Well, save for a finale which is unexpectedly brutal for a PG movie (to wit: Natsuo doesn't know karate, but he knows ka-razy!), Collision Course is standard procedure for its genre. Even getting past the leaden xenophobia, there are so many clichés on parade (barroom brawling, inebriated bonding, chase-giving cars slamming into fruit carts and flower stands) that Siskel & Ebert could've fueled an entire "They'll Do It Everytime!" episode on just this movie. Costas is a slovenly bachelor for whom Natsuo is like a mail-order Felix Unger. He cuffs the foreigner to the steering wheel to pursue a purse-snatcher, but it's the bound outsmarting the blind. Scully is a God-fearing survivalist wacko who doesn't even graze the heroes despite his arsenal of rocket launchers, automatic rifles and hand grenades. Lewis Teague turns pedestrian on the action scenes, and it's not as if Leno and Morita's banter, written by Robert (The First Power) Resnikoff and Frank D. Namei, tries to compensate with fresh humor.

Morita, who was actually a comedian back when, is at his best when he's most bemused by his inner city surroundings, from the doorbells on front porches to the inequities of the justice system. Leno, meanwhile, may be just a little too low-key to command the screen. Meant to be a fast-talking rogue and ladies' man, his moony (and moon-shaped) face hits the sweet spot between George Clooney and Robert Z'Dar, and there's an unfortunate squeak in his voice that he mistakes for "dramatic." His métier is purely comedic, like when he calms a hysterical woman on a hotel elevator down by screaming, "Shut up, lady! You're not on a game show!" There isn't a solidly-written female in the cast, to be sure, as Leno is counted on to generate chemistry with either Pat Morita or Ernie Hudson (playing Costas' doormat sidekick, Shortcut).

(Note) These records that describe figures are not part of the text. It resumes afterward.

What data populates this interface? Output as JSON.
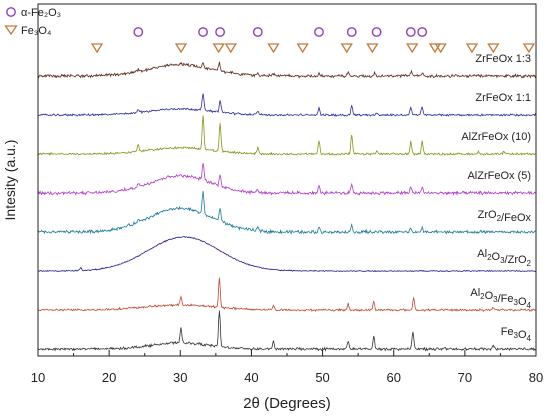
{
  "chart_data": {
    "type": "line",
    "xlabel": "2θ (Degrees)",
    "ylabel": "Intesity (a.u.)",
    "xlim": [
      10,
      80
    ],
    "x_ticks": [
      10,
      20,
      30,
      40,
      50,
      60,
      70,
      80
    ],
    "y_ticks": "none",
    "grid": false,
    "legend_position": "top-left",
    "legend": [
      {
        "label": "α-Fe₂O₃",
        "marker": "circle",
        "color": "#8e3fbf"
      },
      {
        "label": "Fe₃O₄",
        "marker": "triangle-down",
        "color": "#c07a3e"
      }
    ],
    "reference_markers": {
      "alpha_Fe2O3": [
        24.1,
        33.2,
        35.6,
        40.9,
        49.5,
        54.1,
        57.6,
        62.4,
        64.0
      ],
      "Fe3O4": [
        18.3,
        30.1,
        35.4,
        37.1,
        43.1,
        47.2,
        53.4,
        57.0,
        62.6,
        65.8,
        66.6,
        71.0,
        74.0,
        79.0
      ]
    },
    "peak_positions": [
      24.1,
      30.1,
      33.2,
      35.5,
      40.9,
      43.1,
      49.5,
      53.6,
      57.4,
      62.5,
      64.0,
      71.9,
      75.5
    ],
    "series": [
      {
        "name": "ZrFeOx 1:3",
        "label": "ZrFeOx 1:3",
        "color": "#5a2a1a",
        "offset": 8,
        "hump": {
          "center": 30,
          "height": 0.18,
          "width": 4.5
        },
        "peaks": [
          [
            24.1,
            0.03
          ],
          [
            30.1,
            0.04
          ],
          [
            33.2,
            0.08
          ],
          [
            35.5,
            0.14
          ],
          [
            40.9,
            0.03
          ],
          [
            43.1,
            0.04
          ],
          [
            49.5,
            0.04
          ],
          [
            53.6,
            0.07
          ],
          [
            57.4,
            0.06
          ],
          [
            62.5,
            0.08
          ],
          [
            64.0,
            0.05
          ]
        ],
        "noise": 0.03
      },
      {
        "name": "ZrFeOx 1:1",
        "label": "ZrFeOx 1:1",
        "color": "#2a2a9a",
        "offset": 7,
        "hump": {
          "center": 30,
          "height": 0.1,
          "width": 4.5
        },
        "peaks": [
          [
            24.1,
            0.05
          ],
          [
            33.2,
            0.28
          ],
          [
            35.6,
            0.2
          ],
          [
            40.9,
            0.06
          ],
          [
            49.5,
            0.12
          ],
          [
            54.1,
            0.16
          ],
          [
            57.6,
            0.04
          ],
          [
            62.4,
            0.13
          ],
          [
            64.0,
            0.14
          ]
        ],
        "noise": 0.02
      },
      {
        "name": "AlZrFeOx (10)",
        "label": "AlZrFeOx (10)",
        "color": "#7a9a1a",
        "offset": 6,
        "hump": {
          "center": 30,
          "height": 0.1,
          "width": 4.5
        },
        "peaks": [
          [
            24.1,
            0.12
          ],
          [
            33.2,
            0.55
          ],
          [
            35.6,
            0.45
          ],
          [
            40.9,
            0.1
          ],
          [
            49.5,
            0.22
          ],
          [
            54.1,
            0.3
          ],
          [
            57.6,
            0.05
          ],
          [
            62.4,
            0.2
          ],
          [
            64.0,
            0.22
          ],
          [
            71.9,
            0.04
          ],
          [
            75.5,
            0.04
          ]
        ],
        "noise": 0.02
      },
      {
        "name": "AlZrFeOx (5)",
        "label": "AlZrFeOx (5)",
        "color": "#b03ac8",
        "offset": 5,
        "hump": {
          "center": 30,
          "height": 0.28,
          "width": 4.2
        },
        "peaks": [
          [
            24.1,
            0.04
          ],
          [
            33.2,
            0.28
          ],
          [
            35.6,
            0.2
          ],
          [
            40.9,
            0.05
          ],
          [
            49.5,
            0.12
          ],
          [
            54.1,
            0.15
          ],
          [
            62.4,
            0.1
          ],
          [
            64.0,
            0.1
          ]
        ],
        "noise": 0.03
      },
      {
        "name": "ZrO2/FeOx",
        "label": "ZrO2/FeOx",
        "color": "#1a7a9a",
        "offset": 4,
        "hump": {
          "center": 30,
          "height": 0.38,
          "width": 4.5
        },
        "peaks": [
          [
            24.1,
            0.03
          ],
          [
            33.2,
            0.35
          ],
          [
            35.6,
            0.22
          ],
          [
            40.9,
            0.05
          ],
          [
            49.5,
            0.08
          ],
          [
            54.1,
            0.1
          ],
          [
            62.4,
            0.07
          ],
          [
            64.0,
            0.06
          ]
        ],
        "noise": 0.03
      },
      {
        "name": "Al2O3/ZrO2",
        "label": "Al2O3/ZrO2",
        "color": "#1a1a8a",
        "offset": 3,
        "hump": {
          "center": 30.5,
          "height": 0.55,
          "width": 5
        },
        "peaks": [
          [
            16,
            0.05
          ]
        ],
        "noise": 0.01
      },
      {
        "name": "Al2O3/Fe3O4",
        "label": "Al2O3/Fe3O4",
        "color": "#c04a30",
        "offset": 2,
        "hump": {
          "center": 30,
          "height": 0.08,
          "width": 5
        },
        "peaks": [
          [
            30.1,
            0.14
          ],
          [
            35.5,
            0.48
          ],
          [
            43.1,
            0.08
          ],
          [
            53.6,
            0.1
          ],
          [
            57.2,
            0.14
          ],
          [
            62.8,
            0.2
          ],
          [
            74.0,
            0.05
          ]
        ],
        "noise": 0.02
      },
      {
        "name": "Fe3O4",
        "label": "Fe3O4",
        "color": "#333333",
        "offset": 1,
        "hump": {
          "center": 30,
          "height": 0.1,
          "width": 4
        },
        "peaks": [
          [
            30.1,
            0.25
          ],
          [
            35.5,
            0.6
          ],
          [
            43.1,
            0.12
          ],
          [
            53.6,
            0.12
          ],
          [
            57.2,
            0.2
          ],
          [
            62.7,
            0.28
          ],
          [
            74.0,
            0.05
          ]
        ],
        "noise": 0.025
      }
    ]
  }
}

And comic moments are to be found, if fleetingly and frustratingly undone by conventional punch lines. The aforementioned brawl involves Natsuo initially being accosted by a group of affluent bowling alley goons (including Mike Starr in a brief role) before Kosnic's disdain for diplomacy causes all hell to break loose. Indeed, given more dialogue here than in Raising Arizona, Cobb is an amusing lunkhead, while Tom (Manhunter) Noonan, who forever looks like a new age healer brainwashed by the Manson Family, puts a wisecracking touch on his perennially psychotic demeanor early on. But Chris Sarandon, saddled with a John Oates ‘stache, is powered entirely on whatever traces of snark he didn't burn as the delightfully cocky bloodsucker from Fright Night, coming across as a mediocre heavy. And the dismally broad material routinely lets down reliable talents like Morita and Hudson.

Collision Course seems like it should be an all-time stinker on the level of Leonard Part 6 or Mac & Me, but it seems as though this film has thoroughly evaporated since 1992. And rightfully so, as it didn't damage Leno's reputation and was shrugged off by Pat Morita for the next couple of Karate Kid sequels. Lewis Teague, however, had only one more mainstream project in him with Navy Seals before sticking to TV for the remainder of his career, kind of like Jay Leno. Despite the efforts on the internet to condense the film to adequate rubbernecking length, Collision Course is hardly Showdown in Little Tokyo let alone Another 48 Hrs.

It is so, how do the Japanese put it, "wasure rare-gachina."